China and India are the world’s biggest gold consumers, for cultural as well as investment reasons, and analysts expect China will edge out India for the top spot this year. The traditional gold buying season is already well underway in India this year: the jam-packed months of festivals and weddings will continue until November. But record high gold prices in India, driven by the rupee’s depreciation against the US dollar, have dampened the traditional demand for jewellery in recent months. In China, the auspicious year of the dragon helped push the demand for wedding jewellery gold, particularly 24 karat gold, but overall the nation’s slowing growth kept a lid on demand.
But there’s gold jewellery buying and there’s gold investment. In Vietnam there is so much demand for gold that prices are well above those elsewhere in the world. The Financial Times reported that in 2010, to buy 500 Vietnamese taels of gold, about 19kg, took just over 50kg of bank notes. Per dollar of income, the FT said, the Vietnamese consumed astonishing amounts of gold, the most in the world.
Last year Vietnam bought more gold per capita than China or India, pushing gold prices in the country up by 18 per cent. Per dollar of income, the Vietnamese consume more gold than anyone else on earth: in 2009, more than double the amount of the Indians, ten times as much as the Chinese, and 44 times as much as the average American, based on figures from the World Gold Council.
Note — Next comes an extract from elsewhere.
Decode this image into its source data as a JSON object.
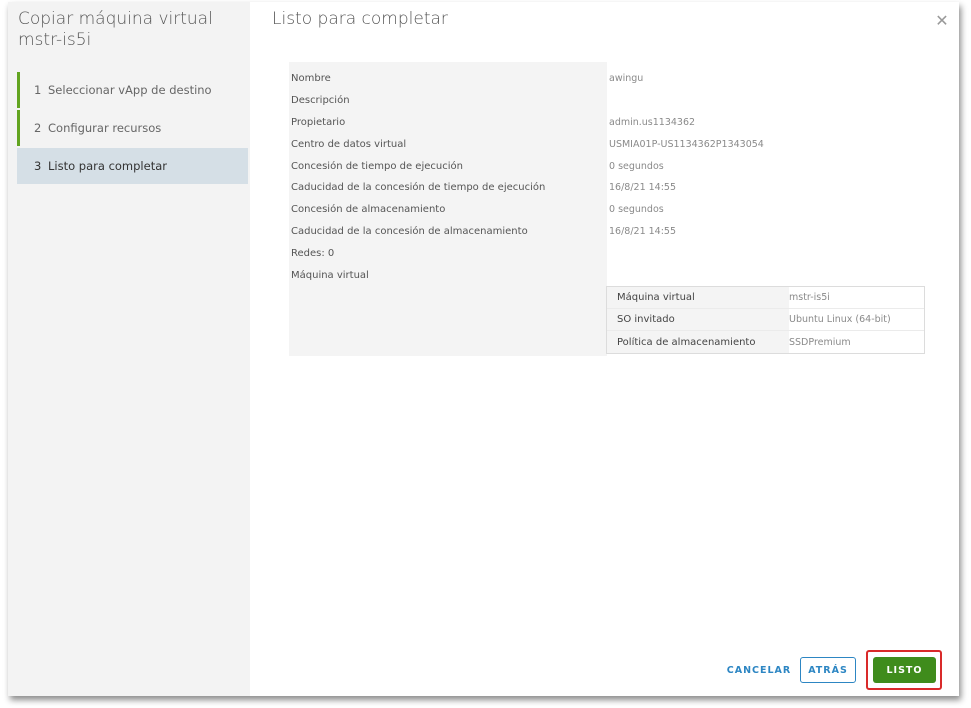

In Russia, the central bank has been on a gold-buying spree for at least three years, and the central banks of the Philippines, Kazakhstan and Ukraine have also been buying in the yellow metal. Meanwhile, European citizens concerned about the state of the economy have driven increased demand for gold bars and gold coins. And last month it emerged that the billionaire investors George Soros and John Paulson had substantially increased their bets on gold.
Pessimists love gold: investors buy it when they think the world economy will tank. One Swiss refiner, PAMP, in recent years began producing little ingots with designer stamps tailored for national tastes – Hello Kitty for Korea, for instance, and Snoopy for the US.
Gold production isn’t keeping pace with the demand. Marcus Grubb from the World Gold Council said global gold production had been flat for the last ten years, while the production of other metals has risen by substantial percentages. China is now the world’s largest producer of gold, followed by Australia, the US and finally South Africa. But gold is scarce: the size of ore deposits is smaller and the ore grades are lower, and increasing labour and energy costs have dented profits.
But Mr Grubb said the game isn’t finished yet. “I think there are new frontiers; new technologies are being used in Africa, and there are a lot of regions as yet not fully explored. I don’t think the exploration story is over.”